The government is determined to find and punish anyone responsible for the unlawful sale of people’s personal information.

“In cases where the culprits are known to be in other countries, the police will seek Interpol’s assistance,” according to him.

phone scams thailand

Mobile scams in Thailand, can take various forms. Here are some common ones:

  1. Sim Card Swapping: Scammers might trick you into handing over your SIM card or personal information, allowing them to take control of your number. They then use it to access your accounts or conduct fraudulent activities.
  2. Fake Calls and Messages: Scammers impersonate banks, government agencies, or service providers through calls or messages, asking for personal information, passwords, or financial details. They might claim you’ve won a prize or have outstanding payments to lure you into sharing sensitive information.
  3. Phishing: This involves fraudulent emails, messages, or websites that appear legitimate and ask for personal information, passwords, or payment details.
  4. Unsecure Wi-Fi Networks: Using unsecured public Wi-Fi can expose your device to hacking attempts, allowing scammers to steal personal information or install malware.
  5. Malicious Apps: Downloading apps from unverified sources can lead to malware installation, compromising your device’s security and accessing your personal data.

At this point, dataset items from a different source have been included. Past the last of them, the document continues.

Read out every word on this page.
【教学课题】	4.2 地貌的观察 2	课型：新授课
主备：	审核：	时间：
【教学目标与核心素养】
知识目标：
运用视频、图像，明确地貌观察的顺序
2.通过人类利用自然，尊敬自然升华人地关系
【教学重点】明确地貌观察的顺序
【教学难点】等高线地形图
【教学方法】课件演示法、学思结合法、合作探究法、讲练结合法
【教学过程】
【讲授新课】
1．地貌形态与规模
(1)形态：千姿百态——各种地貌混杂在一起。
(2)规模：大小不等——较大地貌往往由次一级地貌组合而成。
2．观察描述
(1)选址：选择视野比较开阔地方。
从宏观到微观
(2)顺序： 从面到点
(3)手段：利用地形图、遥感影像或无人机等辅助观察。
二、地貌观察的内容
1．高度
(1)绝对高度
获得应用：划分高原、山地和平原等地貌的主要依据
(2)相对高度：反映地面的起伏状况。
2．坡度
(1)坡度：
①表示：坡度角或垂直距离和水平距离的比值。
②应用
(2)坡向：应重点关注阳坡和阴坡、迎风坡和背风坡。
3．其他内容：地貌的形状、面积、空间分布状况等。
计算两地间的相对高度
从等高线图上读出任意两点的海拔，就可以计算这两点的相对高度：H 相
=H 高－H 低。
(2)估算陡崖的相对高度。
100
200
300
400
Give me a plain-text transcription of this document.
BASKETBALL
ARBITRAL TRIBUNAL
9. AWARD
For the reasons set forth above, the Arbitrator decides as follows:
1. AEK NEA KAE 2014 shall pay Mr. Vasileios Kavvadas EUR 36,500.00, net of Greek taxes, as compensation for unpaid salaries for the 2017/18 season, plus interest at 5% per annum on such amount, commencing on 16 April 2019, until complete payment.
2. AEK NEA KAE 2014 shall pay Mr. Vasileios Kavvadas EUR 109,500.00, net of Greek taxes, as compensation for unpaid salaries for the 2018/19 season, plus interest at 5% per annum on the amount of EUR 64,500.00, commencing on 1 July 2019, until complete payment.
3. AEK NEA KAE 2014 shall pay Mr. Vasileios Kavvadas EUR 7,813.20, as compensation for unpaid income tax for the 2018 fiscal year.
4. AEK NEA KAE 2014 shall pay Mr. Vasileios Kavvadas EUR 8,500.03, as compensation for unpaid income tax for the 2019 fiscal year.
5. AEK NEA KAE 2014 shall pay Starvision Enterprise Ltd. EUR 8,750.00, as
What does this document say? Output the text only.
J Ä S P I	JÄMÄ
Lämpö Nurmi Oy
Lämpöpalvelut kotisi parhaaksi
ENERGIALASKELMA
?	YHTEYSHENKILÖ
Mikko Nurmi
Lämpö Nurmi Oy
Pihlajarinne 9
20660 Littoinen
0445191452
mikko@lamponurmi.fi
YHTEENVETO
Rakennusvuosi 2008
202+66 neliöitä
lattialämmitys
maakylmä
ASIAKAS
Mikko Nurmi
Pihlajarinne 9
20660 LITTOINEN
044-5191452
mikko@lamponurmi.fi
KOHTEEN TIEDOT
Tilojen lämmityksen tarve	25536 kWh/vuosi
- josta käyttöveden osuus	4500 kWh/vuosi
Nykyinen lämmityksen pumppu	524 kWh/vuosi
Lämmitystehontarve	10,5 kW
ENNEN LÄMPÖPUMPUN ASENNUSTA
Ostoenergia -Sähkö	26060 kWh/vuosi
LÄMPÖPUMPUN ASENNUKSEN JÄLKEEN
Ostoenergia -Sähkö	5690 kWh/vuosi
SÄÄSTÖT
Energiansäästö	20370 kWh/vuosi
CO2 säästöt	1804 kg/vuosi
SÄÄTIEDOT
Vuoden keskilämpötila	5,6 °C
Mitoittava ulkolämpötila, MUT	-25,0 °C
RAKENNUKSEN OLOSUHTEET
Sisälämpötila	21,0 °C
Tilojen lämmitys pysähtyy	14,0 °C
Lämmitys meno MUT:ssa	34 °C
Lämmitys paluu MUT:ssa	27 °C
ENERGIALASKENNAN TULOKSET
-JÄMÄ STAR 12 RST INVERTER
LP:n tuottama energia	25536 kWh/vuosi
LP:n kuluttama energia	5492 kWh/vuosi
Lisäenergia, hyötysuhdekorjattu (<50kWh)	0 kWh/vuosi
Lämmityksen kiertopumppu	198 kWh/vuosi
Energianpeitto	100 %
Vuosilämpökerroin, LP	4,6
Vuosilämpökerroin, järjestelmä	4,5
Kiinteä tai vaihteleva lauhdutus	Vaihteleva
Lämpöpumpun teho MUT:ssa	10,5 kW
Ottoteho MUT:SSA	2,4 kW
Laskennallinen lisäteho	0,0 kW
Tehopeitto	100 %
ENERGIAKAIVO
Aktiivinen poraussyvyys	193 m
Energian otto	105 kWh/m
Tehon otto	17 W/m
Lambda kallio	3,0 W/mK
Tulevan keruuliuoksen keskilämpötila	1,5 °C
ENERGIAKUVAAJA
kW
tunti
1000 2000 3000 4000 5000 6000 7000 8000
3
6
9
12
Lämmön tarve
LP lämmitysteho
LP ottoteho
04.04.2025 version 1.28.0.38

To protect yourself from mobile scams in Thailand or anywhere else:

  • Be cautious with personal information: Avoid sharing sensitive details unless you’re sure of the recipient’s authenticity.
  • Verify sources: Confirm the identity of callers, messages, or websites before sharing any information.
  • Use secure connections: Avoid using public Wi-Fi for sensitive transactions or use a VPN to secure your connection.
  • Update security software: Keep your device’s operating system and security software up to date.
  • Use official apps: Download apps from trusted sources like Google Play Store or Apple App Store.

If you suspect any fraudulent activity, report it to the local authorities and relevant institutions immediately. Additionally, regularly monitor your bank statements and credit reports for any suspicious activities.